Text messages sent to the SMS short code would be automatically triaged by radio station (using the 2-letter identifier) and forwarded to the respective radio stations via SMS. (At this point, few local radio stations have web access in the disaster-affected areas). These radio stations would be funded to create radio programs based on the SMS’s received. These programs would conclude by asking local communities to text in their information needs—again using the unique radio identifier as a prefix in the text messages. Radio stations would create follow-up programs to address the information needs texted in by local communities (“news you can use”). This could be replicated on a weekly basis and extended to the post-disaster reconstruction phase.
In parallel, the text messages documenting the impact of the Typhoon at the community level would be categorized by Cluster—such as shelter, health, education, etc. Each classified SMS would then be forwarded to the appropriate Cluster Leads. This is where advanced computing comes in: the application of microtasking and machine learning. Trusted Filipino volunteers would be invited to tag each SMS by Cluster-category (and also translate relevant text messages into English). Once enough text messages have been tagged per category, the use of machine learning classifiers would enable the automatic classification of incoming SMS’s. As explained above, these classified SMS’s would then be automatically forwarded to a designated point of contact at each Cluster Agency.
This process would be repeated for SMS’s documenting the information needs of local communities. In other words, information needs would be classified by Cluster category and forwarded to Cluster Leads. The latter would share their responses to stated information needs with the radio stations who in turn would complement their broadcasts with the information provided by the humanitarian community, thus closing the feedback loop.

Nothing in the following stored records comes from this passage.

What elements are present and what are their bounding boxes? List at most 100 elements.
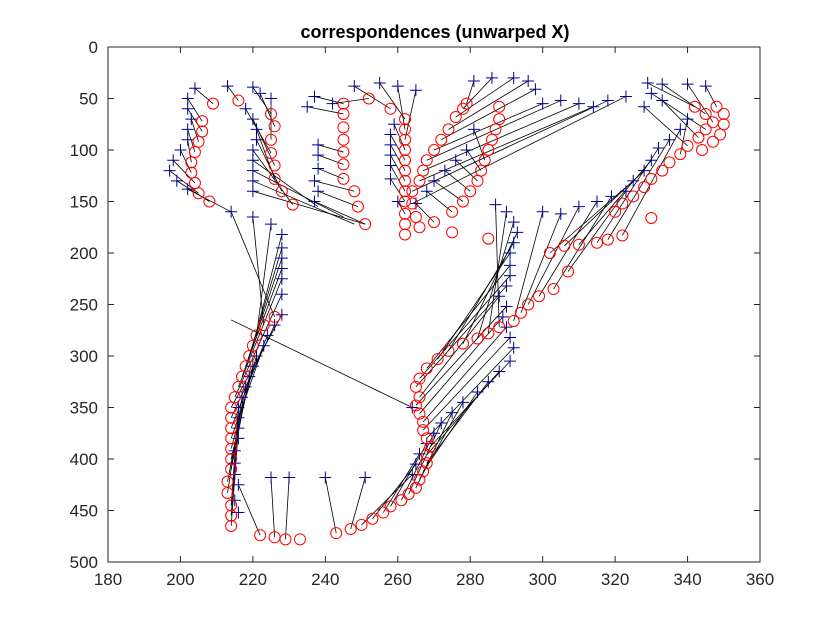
correspondence-line (390, 178, 406, 202)
plus-marker (656, 78, 669, 91)
plus-marker (435, 416, 448, 429)
plus-marker (246, 113, 259, 126)
circle-marker (706, 135, 719, 148)
correspondence-line (422, 103, 580, 171)
correspondence-line (430, 360, 511, 447)
circle-marker (543, 247, 556, 259)
correspondence-line (397, 86, 406, 130)
correspondence-line (549, 180, 634, 254)
circle-marker (572, 238, 585, 251)
correspondence-line (466, 149, 482, 171)
x-tick-label: 360 (746, 570, 774, 589)
circle-marker (471, 174, 484, 187)
plus-marker (681, 78, 694, 91)
correspondence-line (520, 213, 562, 313)
plus-marker (246, 144, 259, 156)
circle-marker (221, 486, 234, 499)
circle-marker (417, 415, 430, 428)
plus-marker (275, 308, 288, 321)
y-tick-label: 100 (70, 141, 98, 160)
circle-marker (268, 172, 281, 185)
plus-marker (174, 144, 187, 156)
plus-marker (225, 205, 238, 218)
circle-marker (225, 463, 238, 476)
circle-marker (362, 92, 375, 105)
circle-marker (232, 94, 245, 107)
x-tick-label: 220 (239, 570, 267, 589)
plus-marker (493, 365, 506, 378)
correspondence-line (332, 98, 369, 105)
circle-marker (268, 159, 281, 172)
circle-marker (417, 465, 430, 478)
correspondence-line (661, 83, 706, 115)
circle-marker (591, 236, 603, 249)
correspondence-line (513, 211, 544, 322)
correspondence-line (622, 129, 681, 236)
plus-marker (507, 71, 520, 84)
plus-marker (181, 92, 194, 105)
plus-marker (188, 82, 201, 95)
plus-marker (239, 380, 252, 393)
plus-marker (326, 97, 339, 110)
circle-marker (359, 218, 372, 231)
correspondence-line (372, 463, 417, 519)
correspondence-line (466, 80, 475, 104)
chart-title: correspondences (unwarped X) (300, 22, 569, 42)
correspondence-line (238, 484, 261, 536)
circle-marker (254, 529, 267, 542)
correspondence-line (252, 180, 355, 225)
circle-marker (236, 370, 249, 383)
circle-marker (507, 314, 520, 327)
circle-marker (645, 172, 658, 185)
circle-marker (409, 380, 422, 393)
x-tick-label: 300 (528, 570, 556, 589)
plus-marker (460, 144, 473, 156)
circle-marker (348, 185, 361, 198)
plus-marker (456, 396, 469, 409)
correspondence-line (455, 77, 514, 118)
circle-marker (337, 121, 350, 134)
plus-marker (645, 87, 658, 100)
circle-marker (265, 133, 277, 146)
plus-marker (652, 141, 665, 154)
y-tick-label: 150 (70, 193, 98, 212)
circle-marker (239, 360, 252, 373)
circle-marker (409, 481, 422, 494)
correspondence-line (448, 242, 515, 352)
correspondence-line (422, 326, 507, 423)
circle-marker (225, 422, 238, 435)
plus-marker (275, 288, 288, 301)
plus-marker (638, 164, 651, 177)
correspondence-line (169, 170, 199, 194)
plus-marker (500, 205, 513, 218)
circle-marker (482, 144, 495, 156)
plus-marker (554, 94, 567, 107)
plus-marker (265, 471, 277, 484)
correspondence-line (187, 108, 203, 132)
correspondence-line (187, 98, 203, 122)
plus-marker (641, 77, 654, 90)
correspondence-line (419, 106, 594, 182)
circle-marker (185, 166, 198, 179)
circle-marker (355, 518, 368, 531)
circle-marker (681, 139, 694, 152)
circle-marker (185, 156, 198, 169)
circle-marker (268, 120, 281, 133)
plus-marker (170, 174, 183, 187)
correspondence-line (426, 100, 561, 161)
plus-marker (446, 406, 459, 419)
plus-marker (428, 174, 440, 187)
circle-marker (399, 164, 412, 177)
circle-marker (413, 221, 426, 234)
circle-marker (399, 113, 412, 126)
circle-marker (265, 107, 277, 120)
correspondence-line (317, 168, 344, 180)
circle-marker (409, 210, 422, 223)
plus-marker (409, 84, 422, 97)
circle-marker (562, 265, 575, 278)
circle-marker (449, 111, 462, 124)
circle-marker (485, 133, 498, 146)
correspondence-line (230, 345, 265, 439)
circle-marker (196, 115, 209, 128)
correspondence-line (419, 296, 500, 398)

The radio-SMS project would be strictly opt-in. Radio programs would clearly state that the data sent in via SMS would be fully owned by local communities who could call in or text in at any time to have their SMS deleted. Phone numbers would only be shared with humanitarian organization if the individuals texting to radio stations consented (via SMS) to their numbers being shared. Inviting communities to act as “citizen journalists” rather than asking them to report their needs may help manage expectations. Radio stations can further manage these expectations during their programs by taking questions from listeners calling in. In addition, the project seeks to limit the number of SMS’s that communities have to send. The greater the amount of information solicited from disaster-affected communities, the more challenging managing expectations may be. The project also makes a point of focusing on local information needs as the primary entry point. Finally, the data collection limits the geographical resolution to the village level for the purposes of data privacy and protection.
It remains to be seen whether this project gets funded, but I’d welcome any feedback iRevolution readers may have in any event since this approach could also be used in future disasters. In the meantime, my QCRI colleagues and I are looking to modify AIDR to automatically classify SMS’s (in addition to tweets). My UNICEF colleagues already expressed to me their need to automatically classify millions of text messages for their U-Report project, so I believe that many other humanitarian and development organizations will benefit from a free and open source platform for automatic SMS classification. At the technical level, this means adding “batch-processing” to AIDR’s current “streaming” feature. We hope to have an update on this in coming weeks. Note that a batch-processing feature will also allow users to upload their own datasets of tweets for automatic classification.